En 2004, Dembina voyage en Cisjordanie occupée avec un groupe de juifs non-sionistes ; il visite la ville palestinienne de Djénine où il assiste en direct à la répression sanglante infligée à la ville. Le titre de son spectacle provient d’un commentaire qu’il avait fait à un soldat israélien qui plaisantait au sujet de la maison que l’armée israélienne venait de détruire — punition collective infligée à la famille d’un kamikaze — et qui lui avait dit : "voilà, ce n’est plus leur maison."
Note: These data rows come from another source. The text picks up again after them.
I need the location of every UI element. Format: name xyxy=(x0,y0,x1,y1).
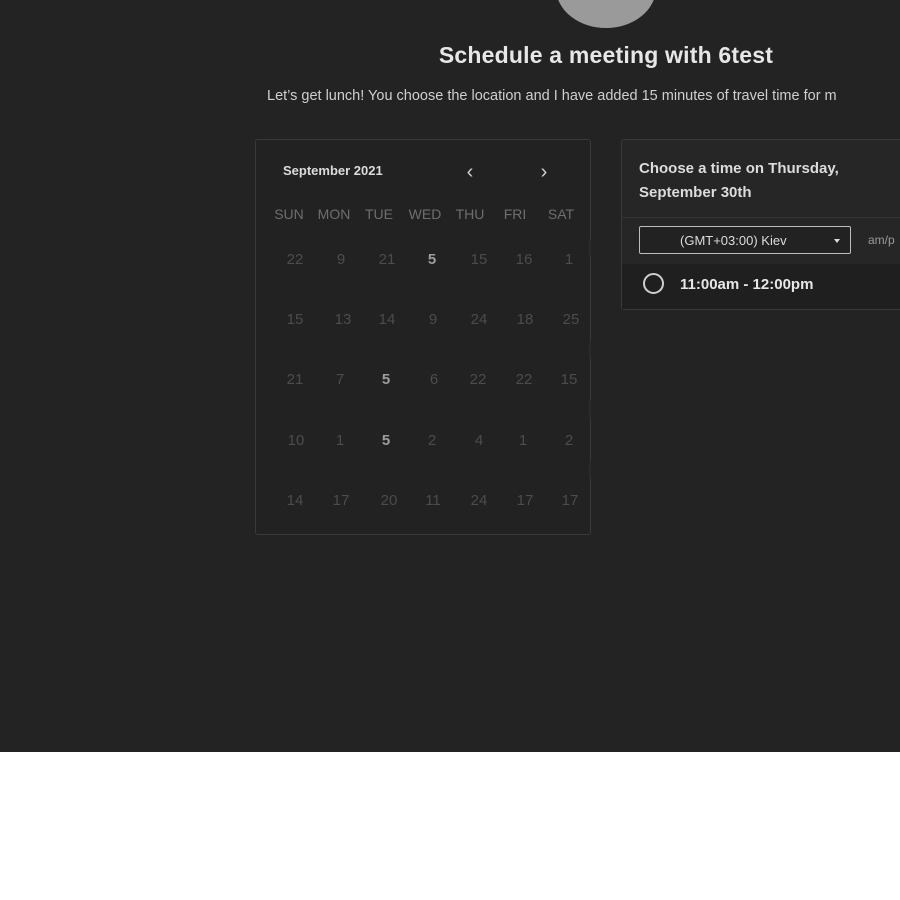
radio-icon[interactable] xyxy=(643,273,664,294)
time-slot-label: 11:00am - 12:00pm xyxy=(680,276,814,293)
calendar-day[interactable]: 25 xyxy=(551,311,591,328)
calendar-day[interactable]: 15 xyxy=(275,311,315,328)
calendar-day[interactable]: 1 xyxy=(549,251,589,268)
calendar-day[interactable]: 21 xyxy=(275,371,315,388)
calendar-day[interactable]: 17 xyxy=(550,492,590,509)
weekday-sat: SAT xyxy=(547,206,575,222)
weekday-fri: FRI xyxy=(503,206,527,222)
calendar-day[interactable]: 21 xyxy=(367,251,407,268)
caret-down-icon xyxy=(834,239,840,243)
calendar-day-available[interactable]: 5 xyxy=(366,432,406,449)
scheduling-page: Schedule a meeting with 6test Let’s get … xyxy=(0,0,900,752)
calendar-day[interactable]: 4 xyxy=(459,432,499,449)
calendar-day[interactable]: 15 xyxy=(549,371,589,388)
calendar-day[interactable]: 9 xyxy=(413,311,453,328)
calendar-day[interactable]: 7 xyxy=(320,371,360,388)
calendar-edge-mark xyxy=(589,239,591,257)
divider xyxy=(622,217,900,218)
chevron-right-icon[interactable]: › xyxy=(534,162,554,182)
calendar-day[interactable]: 14 xyxy=(275,492,315,509)
time-picker-heading-date: September 30th xyxy=(639,184,752,201)
calendar-day[interactable]: 11 xyxy=(413,492,453,509)
calendar-day[interactable]: 1 xyxy=(320,432,360,449)
calendar-edge-mark xyxy=(589,400,591,418)
page-subtitle: Let’s get lunch! You choose the location… xyxy=(267,88,837,104)
weekday-mon: MON xyxy=(317,206,351,222)
calendar-day[interactable]: 1 xyxy=(503,432,543,449)
calendar-day[interactable]: 14 xyxy=(367,311,407,328)
calendar-day[interactable]: 18 xyxy=(505,311,545,328)
calendar-day[interactable]: 13 xyxy=(323,311,363,328)
page-title: Schedule a meeting with 6test xyxy=(438,42,774,68)
time-picker-heading-day: Choose a time on Thursday, xyxy=(639,160,839,177)
time-picker-heading: Choose a time on Thursday, September 30t… xyxy=(639,157,899,205)
weekday-tue: TUE xyxy=(365,206,393,222)
calendar-day[interactable]: 9 xyxy=(321,251,361,268)
calendar-day[interactable]: 16 xyxy=(504,251,544,268)
time-picker-panel: Choose a time on Thursday, September 30t… xyxy=(621,139,900,310)
calendar-day[interactable]: 24 xyxy=(459,311,499,328)
calendar-day[interactable]: 22 xyxy=(458,371,498,388)
calendar-day-available[interactable]: 5 xyxy=(366,371,406,388)
calendar-day-available[interactable]: 5 xyxy=(412,251,452,268)
calendar-edge-mark xyxy=(589,460,591,478)
timezone-select[interactable]: (GMT+03:00) Kiev xyxy=(639,226,851,254)
calendar-day[interactable]: 24 xyxy=(459,492,499,509)
calendar-day[interactable]: 2 xyxy=(549,432,589,449)
calendar-day[interactable]: 17 xyxy=(505,492,545,509)
month-label: September 2021 xyxy=(283,163,383,178)
timezone-value: (GMT+03:00) Kiev xyxy=(680,233,787,248)
calendar-edge-mark xyxy=(589,340,591,358)
weekday-wed: WED xyxy=(408,206,442,222)
calendar-day[interactable]: 20 xyxy=(369,492,409,509)
calendar-day[interactable]: 2 xyxy=(412,432,452,449)
avatar xyxy=(556,0,656,28)
calendar-day[interactable]: 10 xyxy=(276,432,316,449)
calendar-day[interactable]: 22 xyxy=(275,251,315,268)
weekday-thu: THU xyxy=(455,206,485,222)
calendar-day[interactable]: 6 xyxy=(414,371,454,388)
calendar-day[interactable]: 22 xyxy=(504,371,544,388)
calendar-day[interactable]: 17 xyxy=(321,492,361,509)
time-format-toggle[interactable]: am/p xyxy=(868,233,895,247)
calendar-day[interactable]: 15 xyxy=(459,251,499,268)
weekday-sun: SUN xyxy=(274,206,304,222)
chevron-left-icon[interactable]: ‹ xyxy=(460,162,480,182)
calendar: September 2021 ‹ › SUN MON TUE WED THU F… xyxy=(255,139,591,535)
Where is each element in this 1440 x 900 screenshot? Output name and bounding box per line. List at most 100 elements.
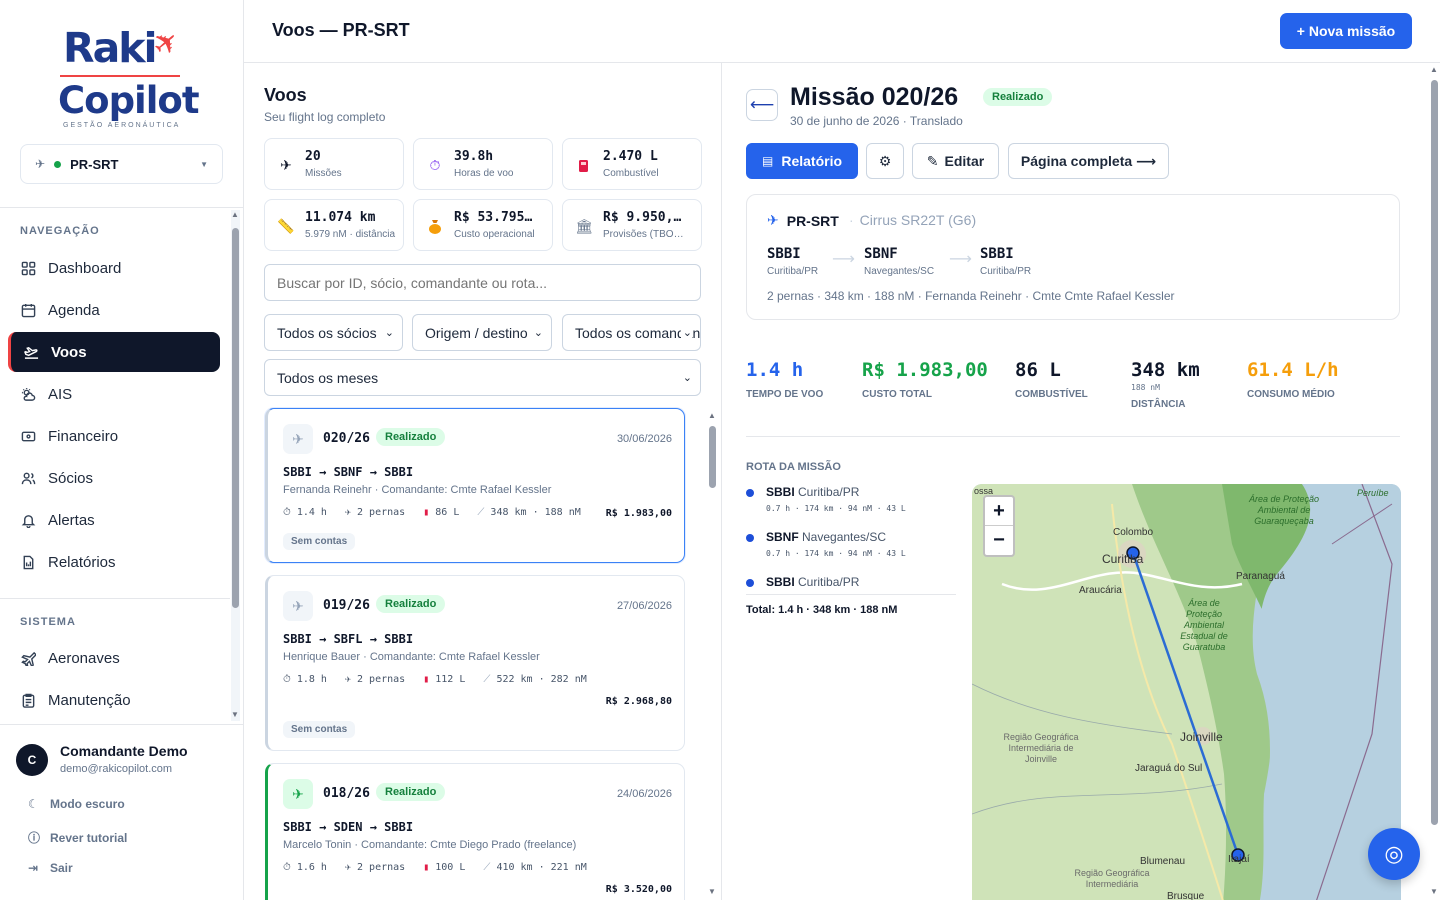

Comme le spectacle le raconte, il a fallu une lente accumulation d’incidents pour transformer Dembina, de gauchiste silencieux, en antisioniste déclaré. Parmi ces incidents, il y eu les commentaires en faveur des Palestiniens de son héroïne, Vanessa Redgrave, l’horreur des massacres de 1982 perpétrés dans les camps de réfugiés palestiniens de Sabra et Chatila au Liban, et le livre de dessins de Joe Sacco Palestineen 2001qu’il avait reçu en cadeau. Dembina a découvert qu’il n’était pas le seul juif à penser ainsi ; « ce fut un tel soulagement... C’était comme quand vous découvrez que vous n’êtes pas le seul gay dans votre village". Il a signé la déclaration de Jews for Justice for Palestinians soutenant les droits des Palestiniens et une paix juste. Son « militantisme » actuel passe principalement par les Jewish Socialists ; ce groupe remonte explicitement au Bund, organisation juive fondée au 19e siècle, qui rejetait le sionisme parce qu’il "fuyait la réalité »". Il célébrait et défendait la vie et la culture juives dans les pays où elle existait déjà.
Après son expérience à Djénine, Dembina s’est senti obligé de raconter ce voyage. Il reconnaît toutefois que sous sa première forme, le spectacle cédait à la nécessité « de faire rire » aux dépens de la cohérence du contenu.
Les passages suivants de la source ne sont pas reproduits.